Yang, Long (Beijing Institute of Technology), Huang, Ying (Beijing Institute of Technology), Xia, meng (Beijing Institute of Technology), Li, Hong (Beijing Institute of Technology)

Neural-Network Based Boost Pressure Prediction for Two-Stage Turbocharging System of Diesel Engine

Scheduled for presentation during the Regular Session "Control & Estimation II: Diesel engines" (MoBT3), Monday, June 24, 2019, 16:50−17:10, Chamerolles

9th IFAC International Symposium on Advances in Automotive Control, June 23-27, 2019, Orléans, France

This information is tentative and subject to change.
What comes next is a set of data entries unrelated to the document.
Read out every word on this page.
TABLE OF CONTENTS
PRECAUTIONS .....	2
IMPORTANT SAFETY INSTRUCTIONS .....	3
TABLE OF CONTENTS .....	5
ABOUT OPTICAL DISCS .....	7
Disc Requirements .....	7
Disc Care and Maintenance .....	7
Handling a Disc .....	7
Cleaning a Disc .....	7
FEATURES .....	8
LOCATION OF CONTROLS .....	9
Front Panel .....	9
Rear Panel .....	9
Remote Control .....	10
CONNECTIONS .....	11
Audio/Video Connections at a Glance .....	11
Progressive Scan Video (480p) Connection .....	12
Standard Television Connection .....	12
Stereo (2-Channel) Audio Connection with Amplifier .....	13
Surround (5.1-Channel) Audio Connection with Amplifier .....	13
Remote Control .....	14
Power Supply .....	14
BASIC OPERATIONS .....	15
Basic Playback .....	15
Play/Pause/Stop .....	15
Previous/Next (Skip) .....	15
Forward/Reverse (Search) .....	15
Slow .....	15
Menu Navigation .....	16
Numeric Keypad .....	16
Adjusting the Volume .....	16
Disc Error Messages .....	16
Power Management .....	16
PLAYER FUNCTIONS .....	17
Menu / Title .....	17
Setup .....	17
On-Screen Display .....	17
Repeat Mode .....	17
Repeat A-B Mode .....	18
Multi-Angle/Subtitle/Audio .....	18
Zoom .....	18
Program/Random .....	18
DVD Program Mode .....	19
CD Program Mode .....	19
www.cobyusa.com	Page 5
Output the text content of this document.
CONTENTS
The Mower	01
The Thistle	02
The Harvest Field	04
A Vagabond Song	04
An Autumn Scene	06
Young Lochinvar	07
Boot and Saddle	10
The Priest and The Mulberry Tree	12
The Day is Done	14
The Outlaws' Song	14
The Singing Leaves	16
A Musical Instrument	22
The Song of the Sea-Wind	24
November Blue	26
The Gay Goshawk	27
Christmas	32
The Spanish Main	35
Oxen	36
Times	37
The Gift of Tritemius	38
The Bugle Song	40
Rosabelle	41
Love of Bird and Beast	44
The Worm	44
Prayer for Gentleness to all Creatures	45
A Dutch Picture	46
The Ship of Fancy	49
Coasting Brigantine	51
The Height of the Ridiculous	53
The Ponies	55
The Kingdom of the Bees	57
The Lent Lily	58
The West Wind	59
Compiled on April 25, 2024

Abstract

A boost pressure prediction research based on neural network is carried out for a diesel engine with two-stage adjustable turbocharging system. First, based on the co-simulation using GT-POWER and MATLAB/Simulink model, the dynamic influence of cycle fuel injection quantity and bypass valve opening of the turbine on boost pressure of diesel engine is studied. The boost pressure shows strong nonlinear relationship with the two aforementioned affecting parameters. Second, a nonlinear autoregressive neural network prediction model (NARXNN) with external input is designed to predict the boost pressure of the diesel engine. The cycle fuel injection quantity, bypass valve opening of turbine, and current boost pressure are used as the inputs of the neural network in order to predict the future boost pressure. Then the neural network prediction model is identified based on the mean absolute percentage error (MAPE). The identification results show that the minimum MAPE (3.52%) is achieved when the number of hidden layer nodes is 15. At last, the neural network prediction model for boost pressure is verified by simulation. The one-step prediction simulation results of boost pressure show that the established prediction model can accurately predict the boost pressure, and the MAPE of the verification data is 3.98%. And the multistep prediction simulation results show that the pressure prediction error in the 50-step prediction domain is within 0.05bar, which indicates that the prediction model has high accuracy.